About this AI and depression research news
Author: Armand Aponte
Source: Waseda University
Contact: Armand Aponte – Waseda University
Image: The image is credited to Neuroscience News
Original Research: Open access.
“Subthreshold depression is associated with altered facial expression and impression formation via subjective ratings and action unit analysis” by Eriko Sugimori et al. Scientific Reports
Abstract
Subthreshold depression is associated with altered facial expression and impression formation via subjective ratings and action unit analysis
Depression is often linked to reduced facial expressivity and to biases in recognizing others’ emotions. Whether subthreshold depression (StD)—a putative prodromal stage—shows comparable alterations remains unclear.
We recorded 10‑second self‑introduction videos of Japanese undergraduates (ratees; n = 64) and obtained subjective impression ratings from a separate group (raters; n = 63).
Both groups completed the Beck Depression Inventory‑II (BDI‑II).

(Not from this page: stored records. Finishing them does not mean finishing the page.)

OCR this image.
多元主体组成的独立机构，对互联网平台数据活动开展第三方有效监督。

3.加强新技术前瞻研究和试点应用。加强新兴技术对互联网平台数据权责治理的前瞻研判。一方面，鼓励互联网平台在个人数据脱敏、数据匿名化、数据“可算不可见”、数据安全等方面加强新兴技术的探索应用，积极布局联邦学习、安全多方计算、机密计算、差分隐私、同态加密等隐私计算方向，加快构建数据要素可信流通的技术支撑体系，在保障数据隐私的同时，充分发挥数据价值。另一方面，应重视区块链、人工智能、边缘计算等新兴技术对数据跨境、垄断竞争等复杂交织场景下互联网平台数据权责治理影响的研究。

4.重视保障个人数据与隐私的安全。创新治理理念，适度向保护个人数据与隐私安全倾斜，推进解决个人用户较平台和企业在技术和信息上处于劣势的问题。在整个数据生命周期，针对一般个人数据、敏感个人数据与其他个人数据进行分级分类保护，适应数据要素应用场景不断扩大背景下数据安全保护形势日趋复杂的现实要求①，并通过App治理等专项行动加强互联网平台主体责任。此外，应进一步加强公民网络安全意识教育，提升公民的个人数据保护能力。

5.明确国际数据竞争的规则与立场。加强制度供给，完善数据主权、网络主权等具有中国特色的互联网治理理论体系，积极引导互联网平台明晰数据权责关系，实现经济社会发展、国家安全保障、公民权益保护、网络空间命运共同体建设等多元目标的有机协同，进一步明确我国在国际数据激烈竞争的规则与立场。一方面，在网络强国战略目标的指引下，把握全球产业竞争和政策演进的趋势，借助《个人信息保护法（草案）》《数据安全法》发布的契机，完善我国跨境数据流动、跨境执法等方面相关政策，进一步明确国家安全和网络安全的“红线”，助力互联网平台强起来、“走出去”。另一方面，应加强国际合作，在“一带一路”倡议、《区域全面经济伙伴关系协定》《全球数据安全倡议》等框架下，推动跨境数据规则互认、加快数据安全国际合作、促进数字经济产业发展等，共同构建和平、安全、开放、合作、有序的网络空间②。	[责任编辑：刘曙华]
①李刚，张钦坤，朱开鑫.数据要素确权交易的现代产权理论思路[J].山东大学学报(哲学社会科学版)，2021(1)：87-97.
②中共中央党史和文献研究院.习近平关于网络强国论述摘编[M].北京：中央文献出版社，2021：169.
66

Raters’ depressive tendency was not associated with their impression ratings (p > .10, Benjamini–Hochberg corrected).
In contrast, ratees with StD (BDI‑II = 11–20) received significantly lower scores on positive items—expressive, natural, friendly, likeable—than healthy ratees (BDI‑II = 1–10; partial η² = 0.18–0.70).
Automated analysis with OpenFace 2.0 showed higher presence/intensity of AU01 (Inner Brow Raiser), AU05 (Upper Lid Raiser), AU20 (Lip Stretcher), AU25/26/28 (mouth‑opening AUs) in StD faces; five of these AUs correlated with BDI‑II after false‑discovery‑rate correction (q < 0.05).
Subthreshold depression was associated with muted positive expressivity and distinct eye‑ and mouth‑movement patterns, but did not bias observers’ first‑impression judgements. The observed AU signatures may aid early identification of individuals at risk for clinical depression.
Together, our findings suggest that subthreshold depression is associated with alterations in facial expressivity, particularly in positive expressions, while not significantly influencing how others perceive those expressions.